Both countries have to cope with the exposure of European banks to declining bonds — even more so given the lack of information about who holds the estimated $2.6 trillion outstanding to institutions in Greece, Spain and Portugal. The European Central Bank is thought to have bought Greek bonds whose value is equivalent to more than half its capital: how could it pile in to help others? Greek debt rescheduling would be simple enough, if the political will were there, without incurring a formal default — which is why market operators unload Greek debt to Frankfurt, knowing they will not be able to cash in on credit default swaps. But what would be the contagion effect of Greece rewriting its laws to reduce its exposure? Spain and Portugal are bogged down not only by their state finances but by low growth prospects and, in Spain's case, high unemployment. Moral hazard on a continent—wide basis could become inevitable. And then who would pay, given the level of indebtedness of the richer nations and the shortage of funds in international institutions? The chain of repercussions is threatening to unravel the euro, aggravated by the way in which the lubricating mechanism of interbank lending has seized up. As the crisis mounts, banks are becoming 100 per cent risk-averse, and nobody with capital to invest would think of directing it towards the eurozone.

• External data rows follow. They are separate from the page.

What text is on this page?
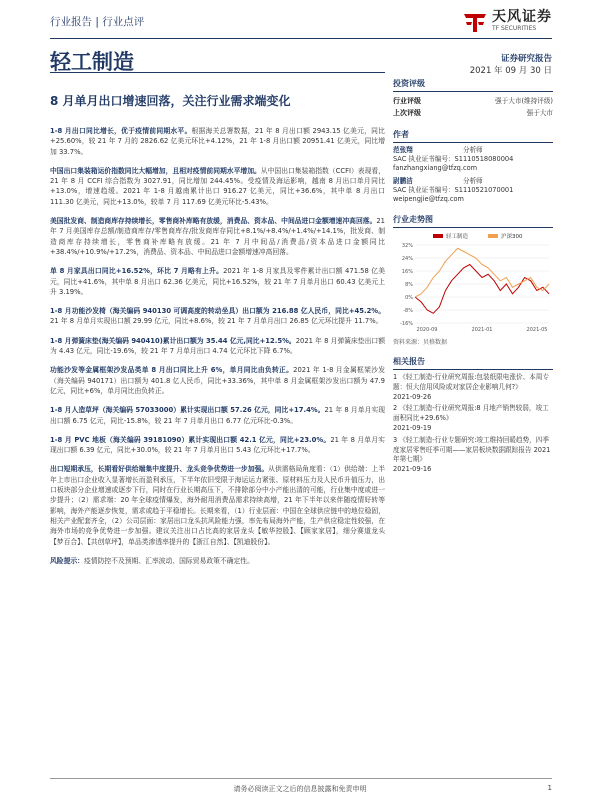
行业报告 | 行业点评	天风证券
TF SECURITIES
轻工制造	证券研究报告
2021 年 09 月 30 日
8 月单月出口增速回落，关注行业需求端变化
1-8 月出口同比增长，优于疫情前同期水平。根据海关总署数据，21 年 8 月出口额 2943.15 亿美元，同比+25.60%，较 21 年 7 月的 2826.62 亿美元环比+4.12%，21 年 1-8 月出口额 20951.41 亿美元，同比增加 33.7%。
中国出口集装箱运价指数同比大幅增加，且相对疫情前同期水平增加。从中国出口集装箱指数（CCFI）表现看，21 年 8 月 CCFI 综合指数为 3027.91，同比增加 244.45%。受疫情及海运影响，越南 8 月出口单月同比+13.0%，增速趋缓。2021 年 1-8 月越南累计出口 916.27 亿美元，同比+36.6%，其中单 8 月出口 111.30 亿美元，同比+13.0%，较单 7 月 117.69 亿美元环比-5.43%。
美国批发商、制造商库存持续增长，零售商补库略有放缓，消费品、资本品、中间品进口金额增速冲高回落。21 年 7 月美国库存总额/制造商库存/零售商库存/批发商库存同比+8.1%/+8.4%/+1.4%/+14.1%，批发商、制造商库存持续增长，零售商补库略有放缓。21 年 7 月中间品/消费品/资本品进口金额同比+38.4%/+10.9%/+17.2%，消费品、资本品、中间品进口金额增速冲高回落。
单 8 月家具出口同比+16.52%，环比 7 月略有上升。2021 年 1-8 月家具及零件累计出口额 471.58 亿美元，同比+41.6%，其中单 8 月出口 62.36 亿美元，同比+16.52%，较 21 年 7 月单月出口 60.43 亿美元上升 3.19%。
1-8 月功能沙发椅（海关编码 940130 可调高度的转动坐具）出口额为 216.88 亿人民币，同比+45.2%。21 年 8 月单月实现出口额 29.99 亿元，同比+8.6%，较 21 年 7 月单月出口 26.85 亿元环比提升 11.7%。
1-8 月弹簧床垫(海关编码 940410)累计出口额为 35.44 亿元,同比+12.5%。2021 年 8 月弹簧床垫出口额为 4.43 亿元，同比-19.6%，较 21 年 7 月单月出口 4.74 亿元环比下降 6.7%。
功能沙发等金属框架沙发品类单 8 月出口同比上升 6%，单月同比由负转正。2021 年 1-8 月金属框架沙发（海关编码 940171）出口额为 401.8 亿人民币，同比+33.36%，其中单 8 月金属框架沙发出口额为 47.9 亿元，同比+6%，单月同比由负转正。
1-8 月人造草坪（海关编码 57033000）累计实现出口额 57.26 亿元，同比+17.4%。21 年 8 月单月实现出口额 6.75 亿元，同比-15.8%，较 21 年 7 月单月出口 6.77 亿元环比-0.3%。
1-8 月 PVC 地板（海关编码 39181090）累计实现出口额 42.1 亿元，同比+23.0%。21 年 8 月单月实现出口额 6.39 亿元，同比+30.0%，较 21 年 7 月单月出口 5.43 亿元环比+17.7%。
出口短期承压，长期看好供给端集中度提升、龙头竞争优势进一步加强。从供需格局角度看：（1）供给端：上半年上市出口企业收入显著增长而盈利承压，下半年依旧受限于海运运力紧张、原材料压力及人民币升值压力，出口板块部分企业增速或逐步下行，同时在行业长期高压下，不排除部分中小产能出清的可能，行业集中度或进一步提升；（2）需求端：20 年全球疫情爆发，海外耐用消费品需求持续高增，21 年下半年以来伴随疫情好转等影响，海外产能逐步恢复，需求或趋于平稳增长。长期来看，（1）行业层面：中国在全球供应链中的地位稳固，相关产业配套齐全，（2）公司层面：家居出口龙头抗风险能力强，率先布局海外产能，生产供应稳定性较强，在海外市场的竞争优势进一步加强。建议关注出口占比高的家居龙头【敏华控股】、【顾家家居】，细分赛道龙头【梦百合】、【共创草坪】，单品类渗透率提升的【浙江自然】、【凯迪股份】。
风险提示：疫情防控不及预期、汇率波动、国际贸易政策不确定性。
投资评级
行业评级	强于大市(维持评级)
上次评级	强于大市
作者
范张翔	分析师
SAC 执业证书编号：S1110518080004
fanzhangxiang@tfzq.com
尉鹏洁	分析师
SAC 执业证书编号：S1110521070001
weipengjie@tfzq.com
行业走势图
-16%
-8%
0%
8%
16%
24%
32%
2020-09	2021-01	2021-05
轻工制造	沪深300
资料来源：贝格数据
相关报告
1 《轻工制造-行业研究周报:包装纸限电涨价、本周专题：恒大信用风险或对家居企业影响几何?》
2021-09-26
2 《轻工制造-行业研究周报:8 月地产销售较弱，竣工面积同比+29.6%》
2021-09-19
3 《轻工制造-行业专题研究:竣工维持回暖趋势，四季度家居零售旺季可期——家居板块数据跟踪报告 2021 年第七期》
2021-09-16
请务必阅读正文之后的信息披露和免责申明	1
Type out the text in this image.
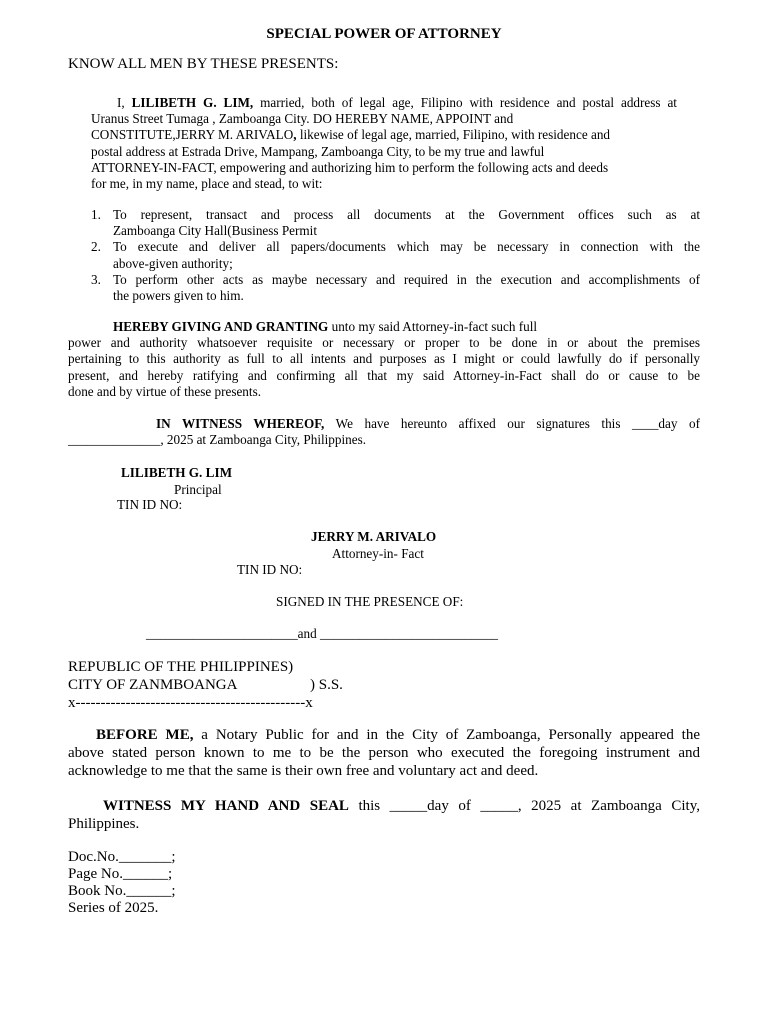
SPECIAL POWER OF ATTORNEY
KNOW ALL MEN BY THESE PRESENTS:
I, LILIBETH G. LIM, married, both of legal age, Filipino with residence and postal address at
Uranus Street Tumaga , Zamboanga City. DO HEREBY NAME, APPOINT and
CONSTITUTE,JERRY M. ARIVALO, likewise of legal age, married, Filipino, with residence and
postal address at Estrada Drive, Mampang, Zamboanga City, to be my true and lawful
ATTORNEY-IN-FACT, empowering and authorizing him to perform the following acts and deeds
for me, in my name, place and stead, to wit:
1. To represent, transact and process all documents at the Government offices such as at
Zamboanga City Hall(Business Permit
2. To execute and deliver all papers/documents which may be necessary in connection with the
above-given authority;
3. To perform other acts as maybe necessary and required in the execution and accomplishments of
the powers given to him.
HEREBY GIVING AND GRANTING unto my said Attorney-in-fact such full
power and authority whatsoever requisite or necessary or proper to be done in or about the premises
pertaining to this authority as full to all intents and purposes as I might or could lawfully do if personally
present, and hereby ratifying and confirming all that my said Attorney-in-Fact shall do or cause to be
done and by virtue of these presents.
IN WITNESS WHEREOF, We have hereunto affixed our signatures this ____day of
______________, 2025 at Zamboanga City, Philippines.
LILIBETH G. LIM
Principal
TIN ID NO:
JERRY M. ARIVALO
Attorney-in- Fact
TIN ID NO:
SIGNED IN THE PRESENCE OF:
_______________________and ___________________________
REPUBLIC OF THE PHILIPPINES)
CITY OF ZANMBOANGA	) S.S.
x----------------------------------------------x
BEFORE ME, a Notary Public for and in the City of Zamboanga, Personally appeared the
above stated person known to me to be the person who executed the foregoing instrument and
acknowledge to me that the same is their own free and voluntary act and deed.
WITNESS MY HAND AND SEAL this _____day of _____, 2025 at Zamboanga City,
Philippines.
Doc.No._______;
Page No.______;
Book No.______;
Series of 2025.
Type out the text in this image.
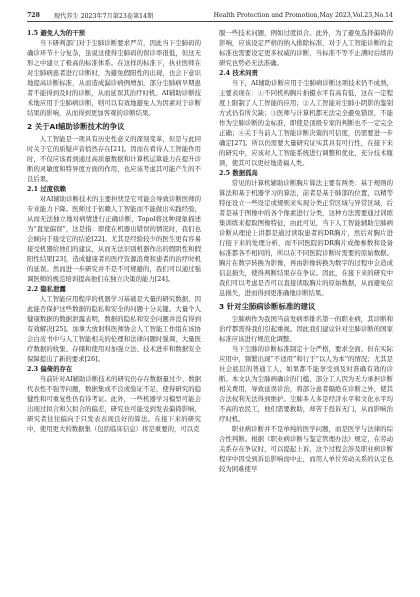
728 现代养生 2023年7月第23卷第14期	Health Protection and Promotion,May 2023,Vol.23,No.14
1.5 避免人为的干预

当下研判部门对于尘肺诊断要求严苛，因此当下尘肺码的确诊环节十分复杂，虽说这使得尘肺码的误诊率很低，但这无形之中建立了极高的标准体系。在这样的标准下，执业医师在对尘肺病患者进行诊断时，为避免假阳性的出现，也会下意识地提高诊断标准，从而造成漏诊病例增加，部分尘肺病早期患者不能得到及时的诊断，从而延误其治疗时机。AI辅助诊断技术地应用于尘肺病诊断，则可以有效地避免人为因素对于诊断结果的影响，从而得到更加客观的诊断结果。

2 关于AI辅助诊断技术的争议

人工智能是一项具有历史性意义的深刻变革，但是与此同时关于它的质疑声音悄然存在[21]。因而在看待人工智能作用时，不仅应该看到通过高质量数据和计算机运算能力在提升诊断的灵敏度和特异度方面的作用，也应该考虑其可能产生的不良后果。

2.1 过度依赖

对AI辅助诊断技术的主要担忧是它可能会导致诊断医师的专业能力下降。医师过于依赖人工智能而不能做出实践经验，从而无法独立地对病情进行正确诊断，Topol将这种现象描述为“直觉偏误”，这是指：即使在机器出错误的情况时，我们也会倾向于接受它的结论[22]。尤其是经验较少的医生更有容易接受机器给他们的建议，从而无法识别机器作出的假阴性和假阳性结果[23]，造成健康者的医疗资源浪费和患者的治疗时机的延误。然而进一步研究并不是不可规避的，我们可以通过强调医师的规范培训提高他们在独立决策的能力[24]。

2.2 隐私泄露

人工智能应用程序的机器学习基础是大量的研究数据，因此能否保护这些数据的隐私和安全的问题十分关键。大量个人健康数据的数据泄露表明，数据的隐私和安全问题并没有得到有效解决[25]。加拿大放射科医师协会人工智能工作组在该协会白皮书中与人工智能相关的伦理和法律问题时强调，大量医疗数据的收集、存储和使用对加强立法、技术进步和数据安全保障提出了新的要求[26]。

2.3 偏倚的存在

当前针对AI辅助诊断技术的研究仍存在数据量过少、数据代表性不强等问题，数据集成不良或验证不足，使得研究的稳健性和可重复性仍有待考证。此外，一些机器学习模型可能会出现过拟合和欠拟合的偏差，研究也可能受到发表偏倚影响，研究者往往偏向于只发表表现良好的算法。在接下来的研究中，使用更大的数据集（包括临床信息）将是重要的，可以克

服一些技术问题，例如过度拟合。此外，为了避免选择偏倚的影响，应该设定严格的纳入排除标准，对于人工智能诊断的金标准也需要设定更多权威的诊断，当标准不等不止满时后续的研究也势必无法准确。

2.4 技术问责

当下，AI辅助诊断应用于尘肺病诊断这项技术仍不成熟，主要表现在：①不同机构胸片拍摄水平有高有低，这在一定程度上限制了人工智能的应用；②人工智能对尘肺小阴影的鉴别方式仍有所欠缺；③医师与计算机都无法完全避免错误，不能作为尘肺诊断的金标准，即使是顶级专家的判断也不一定完全正确；④关于当前人工智能诊断决策的可信度，仍需要进一步确定[27]。所以仍需要大量研究证实其具有可行性，在接下来的研究中，应该对人工智能系统进行调整和优化，充分技术瓶颈，使其可以更好地造福人类。

2.5 数据孤岛

常见的计算机辅助诊断胸片算法主要有两类：基于规则的算法和基于机器学习的算法，前者是基于肺部的位置，以精等特征设立一些设定或规则来实现分类正常区域与异常区域，后者是基于图像中的各个像素进行分类，这种方法需要通过训练集训练来提取图像特征，由此可见，当下人工智能辅助尘肺病诊断从理论上讲都是通过读取患者的DR胸片，然后对胸片进行接下来的处理分析，而不同医院的DR胸片成像参数和设备标准都各不相同的，所以在不同医院诊断时需要的原始数据。胸片在数字转换为影像，再由影像转换为数字的过程中会造成信息损失，使得判断结果存在争议。因此，在接下来的研究中我们可以考虑是否可以直接读取胸片的原始数据，从而避免信息损失，进而得到更准确地诊断结果。

3 针对尘肺病诊断标准的建议

尘肺病作为我国当前发病率排名第一的职业病，其诊断和治疗都需得我们引起重视。因此我们建议针对尘肺诊断的国家标准应该进行规范化调整。

当下尘肺的诊断标准制定十分严格，要求全面、但在实际应用中，频繁出现“不适用”和行于“以人为本”的情况；尤其是社会底层的普通工人，如果都不能享受到及时准确有效的诊断。本文认为尘肺病确诊的门槛，部分工人因为无力承担诊断相关费用，导致延误诊治，将部分患者隔绝在诊断之外，使其合法权利无法得到维护。尘肺多人多是经济水平和文化水平均不高的农民工，他们需要救助，却苦于投诉无门，从而影响治疗时机。

职业病诊断并不是单纯的医学问题，而是医学与法律的综合性判断。根据《职业病诊断与鉴定管理办法》规定，在劳动关系存在争议时，可以提起上诉，这个过程会涉及职业病诊断程序中因受到诉讼影响而中止，而用人单位劳动关系的认定也较为困难使早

Beyond Europe, the world has changed, too. The dollar is a safe haven again, while China is worried about the continuing debt crisis, the inability of other economies to keep their stimulus packages going, the negative effects on exports of EU austerity and the calls for Beijing to appreciate the value of the renminbi, although it has risen 14 per cent against the euro in four months.

For the moment, the “dollimbi” rules. But for how long, given the divergences between Washington and Beijing over a range of issues, ranging from Iran to climate change? If China is the bank of last resort, will Hu Jintao and Wen Jiabao step up to the plate? Given Wen's latest public remarks about living in a state of continuing crisis, it seems unlikely; China's leadership thinks it has quite enough on its plate without becoming the world's monetary nursemaid.

The meeting of G20 finance ministers last weekend brought no comfort, only a generalised call for austerity. But, if one thing is certain in this jittery picture, it is that most people have little idea of just how bad things are. Are we back in the days before the 1929 crash, or the popping of the South Sea Bubble? I hope that this jeremiad will prove wrong, but it is hard not to see a number of crows coming home to roost. In Britain the profligacy of the Gordon Brown era was asking for trouble, which the new coalition government now has to deal with. In France the parlous condition of the state finances and reluctance to reform are a time bomb. In Germany the Landesbanken are potentially explosive, and Merkel's refusal to play the euro game risks pulling the rug from under the currency. Spanish banks have huge exposure to property loans at home and Portugal across the border.

The ultimate winners will be the big developing economies, though they will have their problems. Brazil may be overbought and is going into an uncertain presidential election; Russia is energy dependent; China is paying the price for growth over the last 30 years and faces an enormous restructuring challenge. But at least they have an idea of where they are heading. It is difficult to say as much for Europe. That bad news is made even worse by our forgetfulness about how long and harsh slumps are. — © Guardian Newspapers Limited, 2010

(Jonathan Fenby is author of The Penguin History of Modern China and a director at research company Trusted Sources.)